Why Google reduced Cloud Price 85%?
Google recently announced up to 85 percent reduction in pricing for its PaaS and BigQuery services. Soon after, AWS and Microsoft followed suit. Welcome to Cloud 2.0.
Google did this because it could
Google’s core cash engine is its paid web search/advertising business, which generates almost $4 billion a quarter from 29 percent net profit margin. Amazon’s core business, on the other hand, is retail e-commerce, which generates almost no profit.
So Google can muscle its way into the cloud IaaS and PaaS space even though Amazon was the pioneer with AWS. Microsoft can, too, with its huge Office and Windows profit engines. AWS may well be the pioneer of Cloud 1.0, but it’s not clear whether it can play a full-on price war with Google and Microsoft — and others waiting in the wings to pounce on new opportunities.

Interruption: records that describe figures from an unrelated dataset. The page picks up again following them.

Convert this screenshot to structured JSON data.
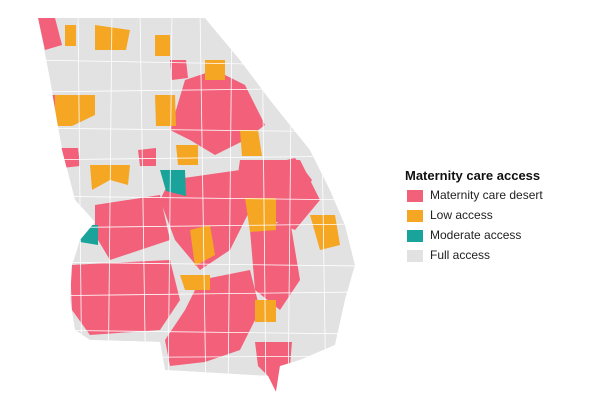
{
  "legend": {
    "title": "Maternity care access",
    "items": [
      {
        "label": "Maternity care desert",
        "color": "#f2607a"
      },
      {
        "label": "Low access",
        "color": "#f5a623"
      },
      {
        "label": "Moderate access",
        "color": "#1aa39a"
      },
      {
        "label": "Full access",
        "color": "#e2e2e2"
      }
    ]
  }
}
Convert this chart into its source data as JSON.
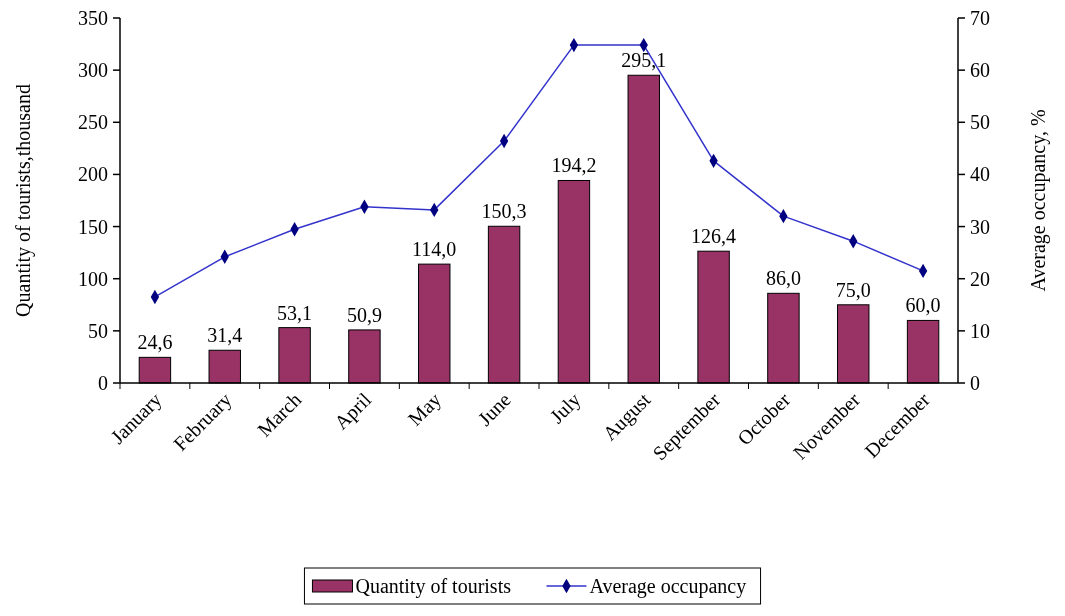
{
  "chart_data": {
    "type": "bar",
    "ylabel": "Quantity of tourists,thousand",
    "y2label": "Average occupancy, %",
    "categories": [
      "January",
      "February",
      "March",
      "April",
      "May",
      "June",
      "July",
      "August",
      "September",
      "October",
      "November",
      "December"
    ],
    "series": [
      {
        "name": "Quantity of tourists",
        "color": "#993366",
        "values": [
          24.6,
          31.4,
          53.1,
          50.9,
          114.0,
          150.3,
          194.2,
          295.1,
          126.4,
          86.0,
          75.0,
          60.0
        ],
        "value_labels": [
          "24,6",
          "31,4",
          "53,1",
          "50,9",
          "114,0",
          "150,3",
          "194,2",
          "295,1",
          "126,4",
          "86,0",
          "75,0",
          "60,0"
        ]
      },
      {
        "name": "Average occupancy",
        "type": "line",
        "axis": "y2",
        "color": "#3333cc",
        "marker": "diamond",
        "values": [
          16.5,
          24.2,
          29.5,
          33.8,
          33.2,
          46.4,
          64.8,
          64.8,
          42.6,
          32.0,
          27.2,
          21.5
        ]
      }
    ],
    "ylim": [
      0,
      350
    ],
    "yticks": [
      0,
      50,
      100,
      150,
      200,
      250,
      300,
      350
    ],
    "y2lim": [
      0,
      70
    ],
    "y2ticks": [
      0,
      10,
      20,
      30,
      40,
      50,
      60,
      70
    ],
    "grid": false,
    "legend": "bottom"
  }
}
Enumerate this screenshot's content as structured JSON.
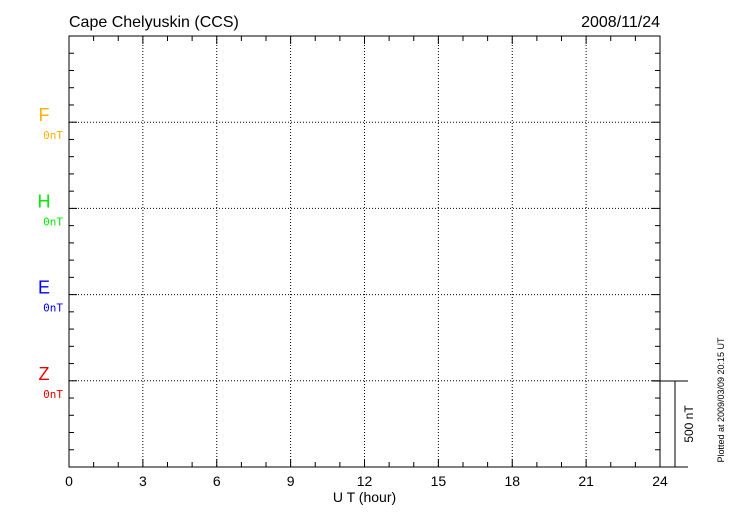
{
  "chart_data": {
    "type": "line",
    "title": "Cape Chelyuskin (CCS)",
    "date": "2008/11/24",
    "xlabel": "U T (hour)",
    "xlim": [
      0,
      24
    ],
    "x_ticks": [
      "0",
      "3",
      "6",
      "9",
      "12",
      "15",
      "18",
      "21",
      "24"
    ],
    "grid": true,
    "series": [
      {
        "name": "F",
        "baseline_label": "0nT",
        "color": "#ffb000",
        "values": []
      },
      {
        "name": "H",
        "baseline_label": "0nT",
        "color": "#00ee00",
        "values": []
      },
      {
        "name": "E",
        "baseline_label": "0nT",
        "color": "#0000ff",
        "values": []
      },
      {
        "name": "Z",
        "baseline_label": "0nT",
        "color": "#ee0000",
        "values": []
      }
    ],
    "scale_bar_label": "500 nT",
    "plotted_note": "Plotted at 2009/03/09 20:15 UT"
  }
}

Even though Jeff Bezos has always convinced the street that he can pull a rabbit out of a hat, this one is going to be a tougher sell. But don’t bet against him yet. There is still Cloud 2.0 and he can acquire things in that space. But back to Google for now.

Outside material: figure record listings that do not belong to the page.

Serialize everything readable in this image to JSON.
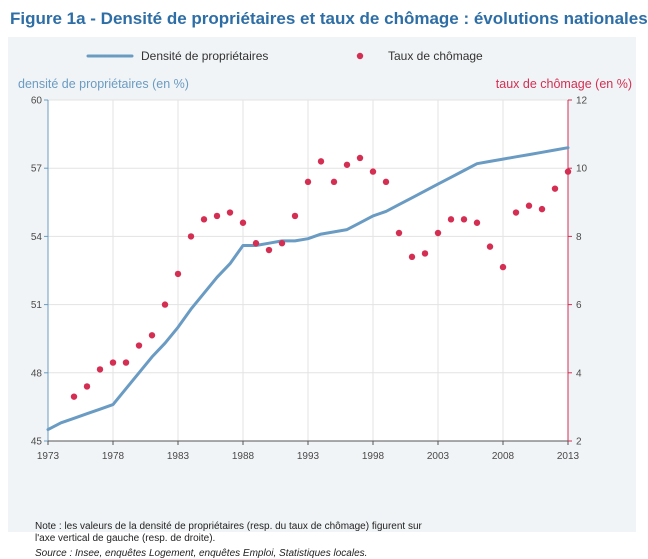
{
  "title": "Figure 1a - Densité de propriétaires et taux de chômage : évolutions nationales",
  "note": "Note : les valeurs de la densité de propriétaires (resp. du taux de chômage) figurent sur l'axe vertical de gauche (resp. de droite).",
  "source": "Source : Insee, enquêtes Logement, enquêtes Emploi, Statistiques locales.",
  "colors": {
    "line": "#6a9bc3",
    "dots": "#d42f53",
    "left_axis": "#6a9bc3",
    "right_axis": "#d42f53",
    "title": "#2e6ea6"
  },
  "chart_data": {
    "type": "line",
    "title": "Figure 1a - Densité de propriétaires et taux de chômage : évolutions nationales",
    "xlabel": "",
    "ylabel": "densité de propriétaires (en %)",
    "y2label": "taux de chômage (en %)",
    "xlim": [
      1973,
      2013
    ],
    "ylim": [
      45,
      60
    ],
    "y2lim": [
      2,
      12
    ],
    "xticks": [
      1973,
      1978,
      1983,
      1988,
      1993,
      1998,
      2003,
      2008,
      2013
    ],
    "yticks": [
      45,
      48,
      51,
      54,
      57,
      60
    ],
    "y2ticks": [
      2,
      4,
      6,
      8,
      10,
      12
    ],
    "legend_position": "top",
    "series": [
      {
        "name": "Densité de propriétaires",
        "type": "line",
        "axis": "left",
        "x": [
          1973,
          1974,
          1975,
          1976,
          1977,
          1978,
          1979,
          1980,
          1981,
          1982,
          1983,
          1984,
          1985,
          1986,
          1987,
          1988,
          1989,
          1990,
          1991,
          1992,
          1993,
          1994,
          1995,
          1996,
          1997,
          1998,
          1999,
          2000,
          2001,
          2002,
          2003,
          2004,
          2005,
          2006,
          2007,
          2008,
          2009,
          2010,
          2011,
          2012,
          2013
        ],
        "values": [
          45.5,
          45.8,
          46.0,
          46.2,
          46.4,
          46.6,
          47.3,
          48.0,
          48.7,
          49.3,
          50.0,
          50.8,
          51.5,
          52.2,
          52.8,
          53.6,
          53.6,
          53.7,
          53.8,
          53.8,
          53.9,
          54.1,
          54.2,
          54.3,
          54.6,
          54.9,
          55.1,
          55.4,
          55.7,
          56.0,
          56.3,
          56.6,
          56.9,
          57.2,
          57.3,
          57.4,
          57.5,
          57.6,
          57.7,
          57.8,
          57.9
        ]
      },
      {
        "name": "Taux de chômage",
        "type": "scatter",
        "axis": "right",
        "x": [
          1975,
          1976,
          1977,
          1978,
          1979,
          1980,
          1981,
          1982,
          1983,
          1984,
          1985,
          1986,
          1987,
          1988,
          1989,
          1990,
          1991,
          1992,
          1993,
          1994,
          1995,
          1996,
          1997,
          1998,
          1999,
          2000,
          2001,
          2002,
          2003,
          2004,
          2005,
          2006,
          2007,
          2008,
          2009,
          2010,
          2011,
          2012,
          2013
        ],
        "values": [
          3.3,
          3.6,
          4.1,
          4.3,
          4.3,
          4.8,
          5.1,
          6.0,
          6.9,
          8.0,
          8.5,
          8.6,
          8.7,
          8.4,
          7.8,
          7.6,
          7.8,
          8.6,
          9.6,
          10.2,
          9.6,
          10.1,
          10.3,
          9.9,
          9.6,
          8.1,
          7.4,
          7.5,
          8.1,
          8.5,
          8.5,
          8.4,
          7.7,
          7.1,
          8.7,
          8.9,
          8.8,
          9.4,
          9.9
        ]
      }
    ]
  }
}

Google did this because it had to
Even if Google could do it, why did it have to? As mobile takes off, Google’s growth on the web is slowing, and it has new challengers, including Facebook, which is killing it in mobile. Mobile usage continues to eat away into desktop usage, browser usage on mobile versus app usage continues to decline, and mobile clicks generate less money than desktop clicks.
YouTube is certainly now generating revenues, and Google Docs is certainly taking some share away from Microsoft Office, especially in the SMB market. But guess what? They are basically both cloud plays.
So the next growth engine in five years is self-driving cars, drones or Google Glass? Unlikely. The ATAP (Advanced Technologies and Projects) groups are exciting but not huge growth businesses yet. Cloud services and apps, however, are expected to grow dramatically to over $100 billion of the $1 trillion of spend on software.
So Google needs to aggressively gain share in the cloud market. It needs to double down on the cloud plays that are working and offer even more in the cloud to capture growth in markets other than web advertising where its growth is slowing.
What does this mean for innovation?
Price wars don’t usually bode well for innovation. It’s often a signal that the offering has become a commodity. But what it really means is that, while Cloud 1.0 is moving toward commodity, Cloud 2.0 is already gearing up — and it will be disruptive again.
So what can we expect from the gorillas and the next Cloud startups? They’re muscling for market share with Cloud 1.0. Surely there will be some innovation like Google BigQuery, which came out only last year and is based on Dremel, Google’s internal big-data engine. But the disruptive innovation will come from startups. Surprised?
What will Cloud 2.0 innovation look like?
There will be two types of startups in the next generation of cloud computing. One will be startups that leverage the incredible cost structure Cloud 1.0 just achieved for them to build cloud apps. Of the $100 billion cloud market, this is the largest category — possibly half of it, according to research analysts. Google is already in there with its own cloud apps like Google Docs. Both enterprise and consumer apps will combine with mobile in new and interesting ways to create huge new companies.
The second type of innovation will be from startups that invent new Cloud 2.0 services, while the gorillas focus on the market-share war of Cloud 1.0 services in IaaS, PaaS and now BaaS.
IaaS innovations will include software-defined networking, virtualization, edge computing, storage and security advances. At the end of the day mobile apps with cloud-based backends are a new architecture. How will virtualization, networking, security, storage tech adapt to the mobile era? Look at Fastly, a new August Capital-backed Edge Computing CDN built just for Mobile architectures. A new CDN? Not something we look to AWS and Google for. Yet.
PaaS innovations will include new programming environments and web services like Pantheon that make it easier and faster to build breakthrough content and app experiences. And BaaS innovations will include new cloud based back-ends like Kinvey, along with data-mining and analytic services in the cloud.